In doing some testing on the project I'm working on I came
across something that is causing a bit of confusion on my part.

According to readv(2) EINVAL is returned for an invalid
argument. The examples given were count might be greater than
MAX_IOVEC or zero. The test case I am working with has count = 0
and I get return of 0 and errno 0 instead of the expected -1
and errno EINVAL.

Am I missing something?

Thanks!

Jim Hollenback


2002-03-19 13:28:38

by Alex Riesen

[permalink] [raw]
Subject: Re: readv() return and errno


On Fri, Mar 15, 2002 at 01:54:26PM -0800, Jim Hollenback wrote:
> In doing some testing on the project I'm working on I came
> across something that is causing a bit of confusion on my part.
>
> According to readv(2) EINVAL is returned for an invalid
> argument. The examples given were count might be greater than
> MAX_IOVEC or zero. The test case I am working with has count = 0
> and I get return of 0 and errno 0 instead of the expected -1
> and errno EINVAL.
>
> Am I missing something?

http://www.opengroup.org/onlinepubs/007904975/
"The Open Group Base Specifications Issue 6", IEEE Std 1003.1-2001:

The readv() function may fail if:

[EINVAL]
The iovcnt argument was less than or equal to 0, or greater than {IOV_MAX}.

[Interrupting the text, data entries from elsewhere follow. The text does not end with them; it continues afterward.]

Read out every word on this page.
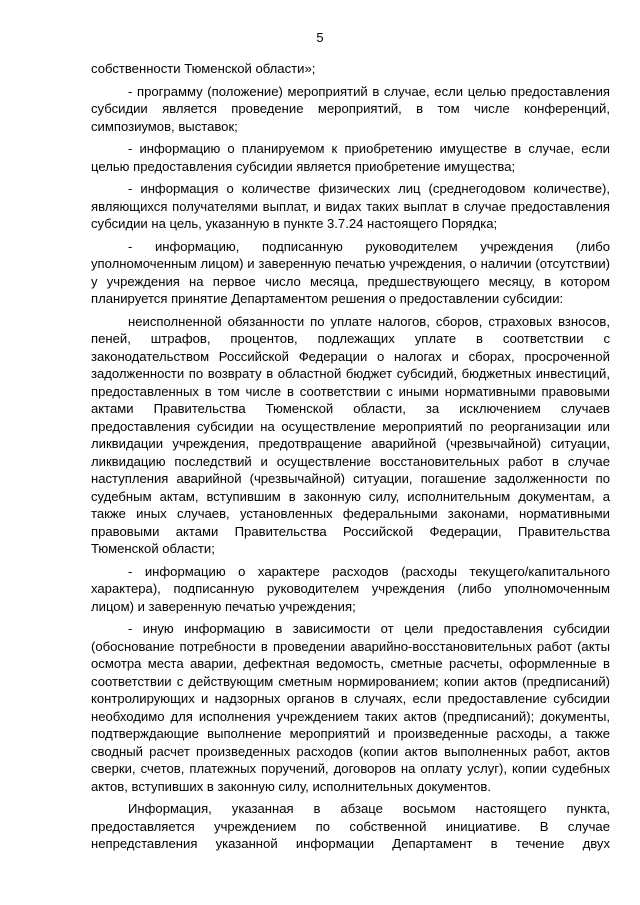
5

собственности Тюменской области»;

- программу (положение) мероприятий в случае, если целью предоставления субсидии является проведение мероприятий, в том числе конференций, симпозиумов, выставок;

- информацию о планируемом к приобретению имуществе в случае, если целью предоставления субсидии является приобретение имущества;

- информация о количестве физических лиц (среднегодовом количестве), являющихся получателями выплат, и видах таких выплат в случае предоставления субсидии на цель, указанную в пункте 3.7.24 настоящего Порядка;

- информацию, подписанную руководителем учреждения (либо уполномоченным лицом) и заверенную печатью учреждения, о наличии (отсутствии) у учреждения на первое число месяца, предшествующего месяцу, в котором планируется принятие Департаментом решения о предоставлении субсидии:

неисполненной обязанности по уплате налогов, сборов, страховых взносов, пеней, штрафов, процентов, подлежащих уплате в соответствии с законодательством Российской Федерации о налогах и сборах, просроченной задолженности по возврату в областной бюджет субсидий, бюджетных инвестиций, предоставленных в том числе в соответствии с иными нормативными правовыми актами Правительства Тюменской области, за исключением случаев предоставления субсидии на осуществление мероприятий по реорганизации или ликвидации учреждения, предотвращение аварийной (чрезвычайной) ситуации, ликвидацию последствий и осуществление восстановительных работ в случае наступления аварийной (чрезвычайной) ситуации, погашение задолженности по судебным актам, вступившим в законную силу, исполнительным документам, а также иных случаев, установленных федеральными законами, нормативными правовыми актами Правительства Российской Федерации, Правительства Тюменской области;

- информацию о характере расходов (расходы текущего/капитального характера), подписанную руководителем учреждения (либо уполномоченным лицом) и заверенную печатью учреждения;

- иную информацию в зависимости от цели предоставления субсидии (обоснование потребности в проведении аварийно-восстановительных работ (акты осмотра места аварии, дефектная ведомость, сметные расчеты, оформленные в соответствии с действующим сметным нормированием; копии актов (предписаний) контролирующих и надзорных органов в случаях, если предоставление субсидии необходимо для исполнения учреждением таких актов (предписаний); документы, подтверждающие выполнение мероприятий и произведенные расходы, а также сводный расчет произведенных расходов (копии актов выполненных работ, актов сверки, счетов, платежных поручений, договоров на оплату услуг), копии судебных актов, вступивших в законную силу, исполнительных документов.

Информация, указанная в абзаце восьмом настоящего пункта, предоставляется учреждением по собственной инициативе. В случае непредставления указанной информации Департамент в течение двух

Notice the "may"? From the same document:

may

Describes a feature or behavior that is optional for an implementation
that conforms to IEEE Std 1003.1-2001. An application should not rely on
the existence of the feature or behavior. An application that relies on
such a feature or behavior cannot be assured to be portable across
conforming implementations.

To avoid ambiguity, the opposite of may is expressed as need not,
instead of may not.

So the 0 there just mean nothing, exactly what you get.